Over the past eight years, I have visited many locations where ivorybills have been reported and have studied bark scaling in areas outside the historic range. I have found an abundance of the types of work shown below only in two Louisiana locations. In our current search area, we’ve often found this scaling in concentrated pockets.
For a more in depth discussion of many of these images, our hypothesis about bark scaling, the field observations, and scientific literature that informs it, visit the posts tagged “cavities and feeding sign”, this one and this one in particular.
Updates to this page will be posted above the original images included in the gallery, most recent first. The original gallery is in chronological order, November 2009 – February 2015.
Update: March 2015:
We found an abundance of recent feeding sign on sweet gums, both standing and downed, as well as some older work we think of as diagnostic on dead hickories. This is discussed in detail in Part 1 of the trip report. Many of those images (some with exposure adjusted) are included here. Several others were not included in that post.
End of update.
An additional insight followed the initial creation of this page, and this seems like the appropriate place to include it. There appear to be two types of work in these images, both consistent in many respects with what is known about ivorybill feeding.
One is scaling on what appear to be cerambycid-infested trees. Cerambycids are known to be a preferred ivorybill prey species, and we found adults of a known prey species (Hesperandra or Parandra polita) under the bark of one of the scaled hickories. This type of scaling reveals numerous, large exit tunnels and virtually no frass. This work is found on boles and large branches, and I suspect that it may have to be done very rapidly and efficiently because the window of time for capturing larvae as they dig their exit tunnels before creating a sealed chamber and pupating is likely quite narrow. This seems suggestive of IBWO, since efficient scaling and a high degree of specialization in terms of targeting this particular prey at the right time, when the larvae are at their most nutritious, are consistent with both morphology and known behavior; for a Pileated, the time and effort involved would likely exceed the reward. The long temporal gap between or lack of return visits to these feeding trees might also point in this direction.
This type of scaling seems to involve the first infestation with and maturation of cerambycid larvae. The last time I visited the hickory that appears on the home page, approximately 18 months after finding it, there was no new scaling (the bark was of course quite loose) and a little bit of apparent Red-bellied excavation. There did not appear to be any new exit tunnels either. The same is true for the sweet gum shown just below it.

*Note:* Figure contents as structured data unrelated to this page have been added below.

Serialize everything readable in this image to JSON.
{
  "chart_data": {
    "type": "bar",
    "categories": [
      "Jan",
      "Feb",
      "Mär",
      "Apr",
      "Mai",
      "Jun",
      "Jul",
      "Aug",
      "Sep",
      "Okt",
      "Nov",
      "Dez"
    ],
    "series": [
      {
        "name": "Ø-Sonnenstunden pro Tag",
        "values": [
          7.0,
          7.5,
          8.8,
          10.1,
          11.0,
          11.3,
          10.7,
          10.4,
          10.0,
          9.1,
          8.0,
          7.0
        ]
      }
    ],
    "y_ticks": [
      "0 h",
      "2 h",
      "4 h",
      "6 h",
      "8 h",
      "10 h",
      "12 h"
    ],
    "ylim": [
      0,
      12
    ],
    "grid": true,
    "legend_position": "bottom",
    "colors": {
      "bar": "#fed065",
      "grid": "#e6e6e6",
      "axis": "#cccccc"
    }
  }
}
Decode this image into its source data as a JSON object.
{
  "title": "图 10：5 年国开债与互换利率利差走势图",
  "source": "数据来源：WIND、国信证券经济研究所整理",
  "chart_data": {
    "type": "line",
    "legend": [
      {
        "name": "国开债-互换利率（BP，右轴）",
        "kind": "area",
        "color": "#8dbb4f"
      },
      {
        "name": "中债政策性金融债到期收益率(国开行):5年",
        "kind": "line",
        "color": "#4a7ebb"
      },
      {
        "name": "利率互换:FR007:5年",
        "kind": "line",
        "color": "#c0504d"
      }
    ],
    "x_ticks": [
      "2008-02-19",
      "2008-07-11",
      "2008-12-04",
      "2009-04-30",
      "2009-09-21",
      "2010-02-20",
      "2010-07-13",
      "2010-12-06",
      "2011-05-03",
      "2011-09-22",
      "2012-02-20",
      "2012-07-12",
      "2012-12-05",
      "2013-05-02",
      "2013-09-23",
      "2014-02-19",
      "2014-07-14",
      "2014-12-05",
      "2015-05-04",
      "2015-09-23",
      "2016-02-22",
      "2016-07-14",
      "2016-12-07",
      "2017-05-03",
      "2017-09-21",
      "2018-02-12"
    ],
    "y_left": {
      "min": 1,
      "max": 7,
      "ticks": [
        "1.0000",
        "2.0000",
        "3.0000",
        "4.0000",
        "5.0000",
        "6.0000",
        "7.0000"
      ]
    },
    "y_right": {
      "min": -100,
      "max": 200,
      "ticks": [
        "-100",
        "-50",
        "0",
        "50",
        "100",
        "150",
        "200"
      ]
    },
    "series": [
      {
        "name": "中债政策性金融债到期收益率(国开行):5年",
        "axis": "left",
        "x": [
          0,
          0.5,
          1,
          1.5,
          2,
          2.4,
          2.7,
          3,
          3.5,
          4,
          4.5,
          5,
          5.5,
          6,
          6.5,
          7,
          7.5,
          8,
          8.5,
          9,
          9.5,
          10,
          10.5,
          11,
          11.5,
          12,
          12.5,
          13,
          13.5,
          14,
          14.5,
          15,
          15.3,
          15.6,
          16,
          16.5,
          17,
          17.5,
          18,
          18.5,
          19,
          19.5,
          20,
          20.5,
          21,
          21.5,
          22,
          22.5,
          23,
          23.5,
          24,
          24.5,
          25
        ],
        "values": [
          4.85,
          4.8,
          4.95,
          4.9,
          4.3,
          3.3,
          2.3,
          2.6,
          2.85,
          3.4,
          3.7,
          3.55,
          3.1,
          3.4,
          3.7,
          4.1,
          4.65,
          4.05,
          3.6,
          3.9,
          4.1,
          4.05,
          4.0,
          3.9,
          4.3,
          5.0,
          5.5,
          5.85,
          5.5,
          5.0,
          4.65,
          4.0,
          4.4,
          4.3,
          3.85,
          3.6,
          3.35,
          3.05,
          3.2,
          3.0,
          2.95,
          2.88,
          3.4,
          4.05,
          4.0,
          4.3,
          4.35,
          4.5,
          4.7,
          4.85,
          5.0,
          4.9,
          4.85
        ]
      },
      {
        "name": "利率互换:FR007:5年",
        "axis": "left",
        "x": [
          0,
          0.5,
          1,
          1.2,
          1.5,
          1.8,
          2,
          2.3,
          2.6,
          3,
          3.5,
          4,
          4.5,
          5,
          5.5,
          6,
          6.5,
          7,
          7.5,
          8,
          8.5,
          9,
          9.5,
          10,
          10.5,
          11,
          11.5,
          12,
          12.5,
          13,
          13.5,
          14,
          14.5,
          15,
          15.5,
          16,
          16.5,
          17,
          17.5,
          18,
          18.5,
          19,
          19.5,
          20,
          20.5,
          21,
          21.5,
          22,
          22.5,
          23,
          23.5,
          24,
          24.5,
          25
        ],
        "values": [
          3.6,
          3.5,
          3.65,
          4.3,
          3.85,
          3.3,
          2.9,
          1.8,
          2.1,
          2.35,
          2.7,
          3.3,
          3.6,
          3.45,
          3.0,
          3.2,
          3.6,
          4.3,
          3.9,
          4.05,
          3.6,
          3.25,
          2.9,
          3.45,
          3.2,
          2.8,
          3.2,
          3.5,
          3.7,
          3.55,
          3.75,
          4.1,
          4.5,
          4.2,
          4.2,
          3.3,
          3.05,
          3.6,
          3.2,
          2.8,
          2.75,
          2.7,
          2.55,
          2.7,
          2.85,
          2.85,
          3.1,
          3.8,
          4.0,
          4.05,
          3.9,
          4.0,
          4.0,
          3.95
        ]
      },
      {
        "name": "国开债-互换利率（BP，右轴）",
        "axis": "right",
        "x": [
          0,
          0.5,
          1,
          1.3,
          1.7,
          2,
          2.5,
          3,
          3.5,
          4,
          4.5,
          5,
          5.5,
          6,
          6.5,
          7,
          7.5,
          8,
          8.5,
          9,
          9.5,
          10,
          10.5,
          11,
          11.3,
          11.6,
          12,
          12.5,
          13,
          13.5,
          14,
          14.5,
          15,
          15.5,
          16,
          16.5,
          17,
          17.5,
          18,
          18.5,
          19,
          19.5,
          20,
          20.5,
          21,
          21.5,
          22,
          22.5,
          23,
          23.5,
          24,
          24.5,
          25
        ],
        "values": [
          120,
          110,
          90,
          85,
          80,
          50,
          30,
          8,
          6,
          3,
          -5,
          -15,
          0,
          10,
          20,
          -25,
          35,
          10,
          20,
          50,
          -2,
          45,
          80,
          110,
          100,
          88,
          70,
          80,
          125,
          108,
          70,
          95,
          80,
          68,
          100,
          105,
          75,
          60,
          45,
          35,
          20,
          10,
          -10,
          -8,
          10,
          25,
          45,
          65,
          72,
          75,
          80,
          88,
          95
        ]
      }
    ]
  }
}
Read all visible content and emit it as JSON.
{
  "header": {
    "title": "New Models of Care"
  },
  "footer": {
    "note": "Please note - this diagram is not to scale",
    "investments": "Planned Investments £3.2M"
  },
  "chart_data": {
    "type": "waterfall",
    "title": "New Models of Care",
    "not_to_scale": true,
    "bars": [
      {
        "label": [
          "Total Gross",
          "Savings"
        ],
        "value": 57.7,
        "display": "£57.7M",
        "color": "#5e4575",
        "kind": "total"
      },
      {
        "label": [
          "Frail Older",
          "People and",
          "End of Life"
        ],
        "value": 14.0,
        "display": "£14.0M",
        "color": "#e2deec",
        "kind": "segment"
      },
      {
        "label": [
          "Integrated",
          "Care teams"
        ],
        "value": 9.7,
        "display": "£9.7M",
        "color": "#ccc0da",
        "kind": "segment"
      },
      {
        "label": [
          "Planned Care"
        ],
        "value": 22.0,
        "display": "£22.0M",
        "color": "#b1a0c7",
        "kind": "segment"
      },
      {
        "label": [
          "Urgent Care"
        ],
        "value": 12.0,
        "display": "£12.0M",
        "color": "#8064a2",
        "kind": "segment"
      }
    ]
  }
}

The second category involves trees that are predominantly infested with larvae that live just under the bark. These generally have shallow galleries and few or no exit tunnels; frass is often visible when the work is fresh. We’ve found this work on boles of smaller trees and on the boles and tops of downed, but very recently dead sweet gums – twigs attached (in all) and leaves attached (in most) instances. The reddish tinge from the frass that Tanner described is visible in some of the images above. I suspect this type of scaling is less dependent on season.